I’m guilty. There, I said it! I can’t blame anyone. I got myself here. The burnout I experienced last year that led to me resigning – I take full responsibility. Those ideas I thought should be implemented but never were – I take full responsibility. Those people who say and do things that upset me – I take full responsibility. And on and on…

You may wonder what the heck I’m going on about. If so, I’m talking about one of the Success Principles covered in Jack Canfield’s book of the same name. And here’s a brief side note: I’ll be creating easy-to-digest highlights of books that I have found to be helpful in promoting people to live what I call an “Ex-Ordinary Life”, and Success Principles is one of those books, so stay tuned or sign up to be notified whenever these start being released. You can also add a comment below, and I’ll add you to the waiting list (and while you do so, why not let me know of any non-fiction books you’d like to see highlighted?)

Now, where were we?…

Ah, yes… Principle no. 1: Take full responsibility for 100% of your life. Yikes! This one was a toughie to digest. I mean, why should someone’s absurd behaviour be my responsibility? And what if I’m mugged, or worse? Is that my fault? Well, that’s not what this means. What this means – at least as far as my interpretation is concerned, and how I choose to apply this principle to my life  – is that we all have a choice when it comes to how we act and react almost all of the time, thus shaping the current circumstances we find ourselves in.

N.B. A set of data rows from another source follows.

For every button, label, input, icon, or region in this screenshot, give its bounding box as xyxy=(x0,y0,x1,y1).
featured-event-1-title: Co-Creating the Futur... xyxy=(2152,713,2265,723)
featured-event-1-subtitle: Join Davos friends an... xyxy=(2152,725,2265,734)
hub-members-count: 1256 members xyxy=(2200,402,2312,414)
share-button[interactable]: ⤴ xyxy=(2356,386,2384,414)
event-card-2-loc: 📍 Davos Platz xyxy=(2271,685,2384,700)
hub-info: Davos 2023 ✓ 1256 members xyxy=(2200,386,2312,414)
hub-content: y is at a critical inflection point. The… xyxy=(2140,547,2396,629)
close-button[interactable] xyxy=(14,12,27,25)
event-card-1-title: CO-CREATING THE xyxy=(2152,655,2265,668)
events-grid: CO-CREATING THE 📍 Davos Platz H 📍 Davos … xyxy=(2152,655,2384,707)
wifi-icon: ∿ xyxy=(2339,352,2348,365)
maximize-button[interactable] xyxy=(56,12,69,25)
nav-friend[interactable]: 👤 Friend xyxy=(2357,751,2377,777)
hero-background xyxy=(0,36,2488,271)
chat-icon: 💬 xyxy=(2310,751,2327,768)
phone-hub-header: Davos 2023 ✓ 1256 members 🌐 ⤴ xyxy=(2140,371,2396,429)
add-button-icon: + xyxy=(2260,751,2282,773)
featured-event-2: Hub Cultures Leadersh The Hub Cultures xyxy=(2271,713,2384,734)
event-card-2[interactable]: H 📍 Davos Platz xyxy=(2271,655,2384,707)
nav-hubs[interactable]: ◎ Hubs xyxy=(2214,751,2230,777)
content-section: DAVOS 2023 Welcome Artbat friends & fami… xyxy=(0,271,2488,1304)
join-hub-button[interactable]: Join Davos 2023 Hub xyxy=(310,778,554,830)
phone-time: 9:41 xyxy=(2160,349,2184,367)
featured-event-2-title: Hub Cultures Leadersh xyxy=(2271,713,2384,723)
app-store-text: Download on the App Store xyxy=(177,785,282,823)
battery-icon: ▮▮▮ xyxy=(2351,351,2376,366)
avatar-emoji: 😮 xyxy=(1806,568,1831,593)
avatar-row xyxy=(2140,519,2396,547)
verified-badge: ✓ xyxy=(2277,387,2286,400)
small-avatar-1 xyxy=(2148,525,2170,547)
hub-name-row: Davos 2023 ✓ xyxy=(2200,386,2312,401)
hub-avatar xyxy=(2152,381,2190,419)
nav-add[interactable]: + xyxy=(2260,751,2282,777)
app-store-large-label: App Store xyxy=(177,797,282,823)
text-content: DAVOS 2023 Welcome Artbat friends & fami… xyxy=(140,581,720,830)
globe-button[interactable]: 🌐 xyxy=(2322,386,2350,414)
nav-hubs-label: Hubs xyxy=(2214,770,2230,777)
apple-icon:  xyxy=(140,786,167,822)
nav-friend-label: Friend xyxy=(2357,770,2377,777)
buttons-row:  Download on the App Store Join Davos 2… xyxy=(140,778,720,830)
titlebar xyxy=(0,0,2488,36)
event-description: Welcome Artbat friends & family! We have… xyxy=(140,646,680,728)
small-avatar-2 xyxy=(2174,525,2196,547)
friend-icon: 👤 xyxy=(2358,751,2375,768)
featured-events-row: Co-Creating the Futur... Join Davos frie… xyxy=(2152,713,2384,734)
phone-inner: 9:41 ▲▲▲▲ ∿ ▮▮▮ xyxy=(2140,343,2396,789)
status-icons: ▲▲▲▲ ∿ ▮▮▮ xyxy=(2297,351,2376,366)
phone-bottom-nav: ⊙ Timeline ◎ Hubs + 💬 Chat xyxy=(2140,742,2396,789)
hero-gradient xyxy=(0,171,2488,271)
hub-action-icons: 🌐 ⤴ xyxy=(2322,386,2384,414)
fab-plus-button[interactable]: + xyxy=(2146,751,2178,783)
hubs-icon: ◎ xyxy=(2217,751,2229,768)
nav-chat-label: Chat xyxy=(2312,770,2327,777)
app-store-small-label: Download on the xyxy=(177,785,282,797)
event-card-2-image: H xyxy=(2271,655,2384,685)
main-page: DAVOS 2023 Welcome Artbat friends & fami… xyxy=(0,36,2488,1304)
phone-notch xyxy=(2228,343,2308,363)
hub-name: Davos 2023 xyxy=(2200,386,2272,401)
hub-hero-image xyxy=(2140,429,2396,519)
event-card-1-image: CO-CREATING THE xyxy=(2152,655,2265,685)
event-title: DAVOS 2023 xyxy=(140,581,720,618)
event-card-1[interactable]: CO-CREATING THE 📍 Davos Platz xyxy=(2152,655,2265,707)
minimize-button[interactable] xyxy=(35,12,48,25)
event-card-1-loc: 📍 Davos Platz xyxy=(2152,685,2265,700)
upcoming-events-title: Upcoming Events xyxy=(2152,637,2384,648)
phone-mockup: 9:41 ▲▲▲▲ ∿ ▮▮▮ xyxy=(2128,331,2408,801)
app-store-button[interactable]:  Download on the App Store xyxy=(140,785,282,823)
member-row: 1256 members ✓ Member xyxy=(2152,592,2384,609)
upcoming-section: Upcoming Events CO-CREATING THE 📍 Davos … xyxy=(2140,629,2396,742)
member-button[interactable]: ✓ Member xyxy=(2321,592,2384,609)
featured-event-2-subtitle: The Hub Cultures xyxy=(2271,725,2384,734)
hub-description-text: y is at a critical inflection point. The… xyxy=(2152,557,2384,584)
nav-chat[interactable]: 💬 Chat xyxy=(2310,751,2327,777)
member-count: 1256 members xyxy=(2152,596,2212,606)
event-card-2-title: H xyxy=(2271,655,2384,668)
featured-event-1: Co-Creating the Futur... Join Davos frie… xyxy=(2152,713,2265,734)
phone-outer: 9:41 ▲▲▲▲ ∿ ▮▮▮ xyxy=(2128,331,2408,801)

So, in the context of me burning out in a previous job role, I found myself blaming certain people, attitudes and policies for my burnout, when, in reality, I could’ve looked at things this way:

1. Accept the way things were, and get on with it

2. Try to introduce or campaign (more) for change

3. Accept that change would either not happen, or not happen on the timescale I needed, and move on

Instead, I wasn’t firm enough and kept accepting what I was told, hoping against hope that “this time” things would change. I remained in denial until it broke me, and I blamed “them”. Always them, and never me.

But was that fair? Months ago, I would’ve said yes. Now, though, I see that I should’ve taken full responsibility for how I felt; for my needs, desires and so on. I should’ve given myself an ultimatum and moved on sooner.

The funny thing is, I am now in a very exciting role that benefits from the past 7 years of experience, not to mention other life and work experience, and I wouldn’t change anything because I wouldn’t be here if it weren’t for the burnout I allowed myself to go through.

So, while I choose to take full responsibility for my actions and lack of action that brought about my burnout, I am equally grateful because those experiences shaped the path that led to where I am now.

But still, that doesn’t change the fact that we all choose what we do or don’t do every day, and too often we (or at least I) blame others for our circumstances, when in fact, there were most likely things we could’ve done differently; things we could have said or not said; bought or not bought; relationships we could’ve ended or initiated. And on and on.

So, the question is: will you accept 100% responsibility for your life, and if not, why not?